Lohan fans — those few who haven’t given up — can see the talent in the wounded, almost autobiographical vulnerability she brings to a one-time aspiring actress who settled for a rich creep
“who takes care of me.” She may be puffy and pale with a weary smoker’s laugh, but the lights are still on and the self-awareness of this performance should give her hope for the future.
And Lohan haters can smirk that they always knew she’d end up in porn — or something like it.
“The Canyons” sees Ellis (“Less Than Zero”, “American Psycho”) and Schrader (“American Gigolo”, “Auto Focus”) reliving their ’80s glory days in a sordid tale of sex, betrayal, decadence, sex and manipulation. Two couples, and assorted hangers-on and friends of friends, find themselves under the spell — the thumb, actually — of another Ellis “trust fund” psycho.
Christian, in a riveting turn by the porn actor James Deen, gets his  way in this world — living high in the hills overlooking LA’s canyons, driving sports cars and spending daddy’s money on a movie about to shoot in New Mexico.
Tara (Lohan), his girlfriend, spoke up for a young untested actor, Ryan (Nolan Funk). The fact that Ryan is the boyfriend of Gina (Amanda Brooks), Christian’s assistant, both seals the deal and seems awfully convenient, something a brittle dinner date between the two couples makes clear.
Christian is eager to tell the other couple that he and Tara aren’t exclusive — “It’s more fun to keep it a little complicated.” He’s what they used to call a “swinger,” hiring women, men and couples to mix things up, sexually, with Tara.
She’s irked at his lack of discretion, looking up from her cell-phone long enough to complain — “What’s with all the dudes, lately?”
And we’re off. Tara has history with Ryan, Christian has a yoga teacher he sees on the side and a need to “be in control” of all the others within his orbit. His machinations include spying on Tara, reading her texts, threatening Ryan through the film’s producers and maintaining a cat-that-molested-the-canary grin.
Deen, a younger, thinner Hugh Jackman, is a real find, a throwback to the vivid Ellis characters of the big screen — especially Christian Bale’s “American Psycho.”
Lohan delivers layers of meaning to many of her scenes, Tara’s clever way of fending off Christian’s fishing for compliments, pausing just long enough to consider how to turn his latest suspicious interrogation into an accusation aimed at him.
When she, with resignation and tears, meets Ryan and says “I’m not going back there,” remembering their dating years of want and anonymity, Lohan makes it too easy to read her own history into the moment.
This no-budget drama has an ’80s techno-score and more production values than many a mainstream movie that cost 200 times as much. Schrader maintains a steady, chilling tempo and makes great use of the Sunset-Melrose settings. Even the daylight scenes have an air of sunshiny dread, and only a couple of scenes that scream out for re-takes hint at how little the veteran filmmaker had to work with here. He had to include an ’80s style orgy scene just to get this financed.
And you’d have to go back to the ’80s to find a film with this jaded a view of Hollywood, a town where every aspiring actor knows every yoga instructor who knows every producer and they all swap partners and dance. Constantly.

3stars

(Roger Moore’s interview with Paul Schrader is here)
MPAA Rating: unrated, with drug use, nudity and explicit sex, violence
Cast: Lindsay Lohan, James Deen, Nolan Funk, Amanda Brooks
Credits: Directed by Paul Schrader, written by Bret Easton Ellis. An IFC release
Running time: 1:35

About Roger Moore

Movie Critic, formerly with McClatchy-Tribune News Service, Orlando Sentinel, published in Spin Magazine, The World and now published here, Orlando Magazine, Autoweek Magazine
This entry was posted in Reviews, previews, profiles and movie news. Bookmark the permalink.

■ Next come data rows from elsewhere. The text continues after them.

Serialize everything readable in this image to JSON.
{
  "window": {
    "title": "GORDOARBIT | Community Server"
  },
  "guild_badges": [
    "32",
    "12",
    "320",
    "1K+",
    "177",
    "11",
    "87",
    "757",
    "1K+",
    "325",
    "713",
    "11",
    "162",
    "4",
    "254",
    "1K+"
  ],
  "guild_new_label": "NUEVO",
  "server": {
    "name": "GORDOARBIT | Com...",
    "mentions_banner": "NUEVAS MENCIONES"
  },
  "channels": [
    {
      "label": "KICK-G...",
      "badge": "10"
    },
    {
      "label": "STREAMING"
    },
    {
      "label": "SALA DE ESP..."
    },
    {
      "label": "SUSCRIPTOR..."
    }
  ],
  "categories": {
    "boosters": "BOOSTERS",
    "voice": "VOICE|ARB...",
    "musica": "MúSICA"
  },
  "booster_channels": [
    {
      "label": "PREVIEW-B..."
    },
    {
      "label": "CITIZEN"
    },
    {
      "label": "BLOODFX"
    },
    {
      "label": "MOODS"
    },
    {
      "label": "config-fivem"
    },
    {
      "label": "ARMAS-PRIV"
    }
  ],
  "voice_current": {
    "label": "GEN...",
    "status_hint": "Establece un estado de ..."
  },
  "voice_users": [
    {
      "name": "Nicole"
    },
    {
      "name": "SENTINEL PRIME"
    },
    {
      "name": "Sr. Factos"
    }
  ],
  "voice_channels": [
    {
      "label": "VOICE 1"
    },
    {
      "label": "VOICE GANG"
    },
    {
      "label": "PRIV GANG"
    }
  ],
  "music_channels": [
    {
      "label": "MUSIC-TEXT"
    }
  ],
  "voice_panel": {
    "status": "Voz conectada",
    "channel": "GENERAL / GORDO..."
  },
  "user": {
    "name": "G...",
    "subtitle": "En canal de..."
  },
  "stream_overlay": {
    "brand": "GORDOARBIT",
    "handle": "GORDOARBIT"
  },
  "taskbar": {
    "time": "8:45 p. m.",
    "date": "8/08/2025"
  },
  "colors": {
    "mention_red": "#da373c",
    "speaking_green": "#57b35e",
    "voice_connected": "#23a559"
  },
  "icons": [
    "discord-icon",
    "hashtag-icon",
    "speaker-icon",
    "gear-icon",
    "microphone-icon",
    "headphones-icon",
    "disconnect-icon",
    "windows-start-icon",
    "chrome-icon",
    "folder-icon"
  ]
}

6 Responses to Movie Review: “The Canyons”

  1. Fred says:

    LOL… how much did you get paid for this “positive” review?

    • LOL, I see eight positive reviews on Rottentomatoes alone. Variety, Film Journal International, Salon, The Wrap, E Weekly. Feel free to ask these other elite professionals if they took kickbacks to endorse a most interesting, if lurid movie.

  2. moviefan says:

    It is difficult to ignore the brutal gang-rape genre porn “star” component of James Deen in any project he promotes or participates in. He is a self proclaimed sadist that sells violence against women where he doesn’t just pretend or “act” hurting them. There is a long trail of anal tears, vaginal tears, bruised faces and black eyes – “he’s the one who puts girls’ heads through walls.” Extremely disturbing.

    • After doing a quick, and then something beyond quick check on what you’re referring to, I can find no source for that quote, though others make similar accusations. While I defer to anyone else’s knowledge of the porn world and its habitues, please cite your sources or back off.

  3. virginia says:

    I saw this last night and again this morning. Quite enjoyed it. It’s getting bad reviews unfairly. Thanks for your intelligent review. Miss Lohan is sensational in it and I thought James Deen was entirely believable. Loved the stills of decaying movie theaters and thought the images brought a terrific melancholy to the picture. This is one of those that requires some effort on the audience’s part.

  4. Orson says:

    YES, an unjustly buried neo-noir surrounded by La la land. Populated by beautiful people in lovely rooms scheming against (or for) one another. Such is the essence of this tradition – this time, traduced by those who – ironically – illustrate Schrader’s moral statement.